7.11 LIGHT - LENSES

Lenses made of glass or plastic use refraction to bend light in special ways. There are two main kinds of lens. A convex lens is thicker in the middle and thinner at the edges - it makes a parallel beam of light converge and focuses the light to a point. A concave lens is thinner in the middle and thicker at the edges - it makes a parallel beam of light diverge (spread out).

The point where a convex lens focuses light is called its principal focus. The distance from thelens to the principal focus is called the focal length. For a concave lens, the principal focus is the point from which the refracted rays appear to come.A straight line passing through the principal focus and the centre of the lens is called the principal axis of the lens.

Convex lenses. In Module 1.3 you learnt how to use a convex lens to magnify a small object. The ray diagram below shows how a magnifying glass works. The object observed is closer to the lens than the principal focus. The image is further behind the lens than the object, and it is magnified, upright and virtual.

When you measured the focal length of a convex lens, you projected a real image on a screen. This happens when a convex lens is used in a projector or a camera. Look at the ray diagrams below. The object must be further from the lens than the principal focus. The image is always on the opposite side of the lens from the object, and it is always inverted and real. The size of the image depends on the position of the object. When the object is between one and two times the focal length away from the lens, the image is magnified. In a film projector, the film is only a little more than the focal length away from the lens and a very large image is projected onto the screen. To make the image right way up, the film must be upside down!

Convex lens projecting an image that is magnified, inverted and real (for example, in a film projector)

When the object is more than two focal lengths away from the lens, the image is diminished. This happens in a camera. The diminished image falls on the film or digital screen inside the camera.

Convex lens projecting an image that is diminished, inverted and real (for example, in a camera)

Microscopes and telescopes use combinations of convex lenses to enable us to see very small or very distant objects more clearly.

Concave lenses. Study the ray diagram. A concave lens always forms images that are on the same side of the lens as the object. The image is always diminished, upright and virtual.

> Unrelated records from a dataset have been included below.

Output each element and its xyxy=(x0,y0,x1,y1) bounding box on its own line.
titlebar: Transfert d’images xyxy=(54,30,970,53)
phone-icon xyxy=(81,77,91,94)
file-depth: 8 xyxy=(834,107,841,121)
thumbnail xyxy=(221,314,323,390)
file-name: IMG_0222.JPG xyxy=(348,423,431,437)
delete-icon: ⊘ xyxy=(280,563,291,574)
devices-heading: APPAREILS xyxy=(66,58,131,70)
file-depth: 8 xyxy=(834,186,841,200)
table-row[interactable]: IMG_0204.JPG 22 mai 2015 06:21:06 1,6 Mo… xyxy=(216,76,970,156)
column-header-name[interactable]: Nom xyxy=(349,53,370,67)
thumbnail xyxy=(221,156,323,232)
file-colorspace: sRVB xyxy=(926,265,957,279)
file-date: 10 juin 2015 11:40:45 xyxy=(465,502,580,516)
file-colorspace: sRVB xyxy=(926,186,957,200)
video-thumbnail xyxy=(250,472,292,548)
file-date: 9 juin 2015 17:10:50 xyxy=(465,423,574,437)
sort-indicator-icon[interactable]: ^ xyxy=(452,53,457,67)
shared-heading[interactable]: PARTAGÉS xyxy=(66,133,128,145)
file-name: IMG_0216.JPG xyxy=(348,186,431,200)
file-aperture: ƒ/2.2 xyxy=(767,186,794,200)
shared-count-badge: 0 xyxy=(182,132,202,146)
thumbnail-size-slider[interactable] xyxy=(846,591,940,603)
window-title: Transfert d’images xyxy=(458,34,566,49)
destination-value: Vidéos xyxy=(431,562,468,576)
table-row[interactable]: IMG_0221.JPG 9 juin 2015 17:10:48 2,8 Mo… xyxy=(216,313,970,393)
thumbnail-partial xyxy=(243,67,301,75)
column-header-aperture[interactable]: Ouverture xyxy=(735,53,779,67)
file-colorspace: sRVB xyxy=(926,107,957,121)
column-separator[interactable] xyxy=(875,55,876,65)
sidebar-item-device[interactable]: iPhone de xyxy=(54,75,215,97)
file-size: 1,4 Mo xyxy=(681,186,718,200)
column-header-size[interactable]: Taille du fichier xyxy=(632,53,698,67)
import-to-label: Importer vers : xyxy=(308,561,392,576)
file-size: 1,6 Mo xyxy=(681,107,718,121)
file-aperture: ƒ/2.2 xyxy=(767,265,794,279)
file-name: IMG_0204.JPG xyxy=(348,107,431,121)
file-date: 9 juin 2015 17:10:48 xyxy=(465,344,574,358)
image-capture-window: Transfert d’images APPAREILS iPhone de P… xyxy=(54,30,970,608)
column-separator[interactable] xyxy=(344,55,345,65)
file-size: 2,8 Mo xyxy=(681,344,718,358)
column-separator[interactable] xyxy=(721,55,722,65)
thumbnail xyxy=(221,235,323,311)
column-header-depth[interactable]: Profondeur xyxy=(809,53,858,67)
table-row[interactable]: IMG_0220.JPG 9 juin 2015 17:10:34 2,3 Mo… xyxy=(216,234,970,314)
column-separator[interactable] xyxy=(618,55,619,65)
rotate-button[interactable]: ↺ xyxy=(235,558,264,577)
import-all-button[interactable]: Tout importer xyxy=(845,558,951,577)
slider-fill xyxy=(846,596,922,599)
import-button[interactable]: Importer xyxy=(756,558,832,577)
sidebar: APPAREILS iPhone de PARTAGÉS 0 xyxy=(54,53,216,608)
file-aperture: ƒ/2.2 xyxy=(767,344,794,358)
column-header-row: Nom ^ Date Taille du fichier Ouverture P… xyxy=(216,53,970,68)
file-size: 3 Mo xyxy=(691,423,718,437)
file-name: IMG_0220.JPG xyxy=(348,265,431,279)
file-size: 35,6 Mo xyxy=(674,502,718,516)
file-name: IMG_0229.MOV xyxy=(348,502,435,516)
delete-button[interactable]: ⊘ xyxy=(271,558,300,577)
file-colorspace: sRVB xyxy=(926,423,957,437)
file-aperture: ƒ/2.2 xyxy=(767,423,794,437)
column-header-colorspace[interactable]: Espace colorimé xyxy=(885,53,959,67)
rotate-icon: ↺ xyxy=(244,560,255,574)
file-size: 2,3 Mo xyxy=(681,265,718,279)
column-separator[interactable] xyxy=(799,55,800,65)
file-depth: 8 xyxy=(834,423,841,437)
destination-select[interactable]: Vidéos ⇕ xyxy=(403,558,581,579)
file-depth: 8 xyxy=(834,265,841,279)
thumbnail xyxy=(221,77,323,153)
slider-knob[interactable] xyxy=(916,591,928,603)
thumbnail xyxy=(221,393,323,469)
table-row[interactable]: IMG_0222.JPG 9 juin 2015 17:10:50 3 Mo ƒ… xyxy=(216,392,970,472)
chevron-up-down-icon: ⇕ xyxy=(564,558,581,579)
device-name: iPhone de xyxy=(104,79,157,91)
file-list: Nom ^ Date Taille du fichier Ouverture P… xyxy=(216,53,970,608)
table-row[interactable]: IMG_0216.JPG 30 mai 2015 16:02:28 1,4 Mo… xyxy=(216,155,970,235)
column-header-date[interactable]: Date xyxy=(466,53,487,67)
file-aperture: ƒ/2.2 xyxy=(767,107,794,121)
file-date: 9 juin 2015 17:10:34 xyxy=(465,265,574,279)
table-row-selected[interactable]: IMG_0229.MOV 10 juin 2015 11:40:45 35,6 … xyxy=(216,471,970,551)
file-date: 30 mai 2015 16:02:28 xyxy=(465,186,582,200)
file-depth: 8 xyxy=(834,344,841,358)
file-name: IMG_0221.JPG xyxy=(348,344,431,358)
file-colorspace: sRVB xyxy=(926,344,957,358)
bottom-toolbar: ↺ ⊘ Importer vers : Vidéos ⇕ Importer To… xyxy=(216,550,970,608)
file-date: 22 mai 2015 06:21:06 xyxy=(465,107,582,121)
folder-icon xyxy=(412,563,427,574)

Concave lenses always produce an image that is

diminished, upright and virtual

Concave lenses are used in optical instruments including some telescopes. Both concave and convex lenses are used in spectacles.

7 – 11b

  • 2. Explain what you understand by each of the following: (i) a convex lens, (ii) the focal length of a concave lens, (iii) the principal axis of a lens, (iv) a projector, (v) an image that is real, magnified and inverted.
  • 3. What kind of lenses are used in (i) cameras, (ii) projectors, (iii) microscopes, (iv) telescopes, (v) spectacles?
  • 4. How can you test if a lens is concave or convex?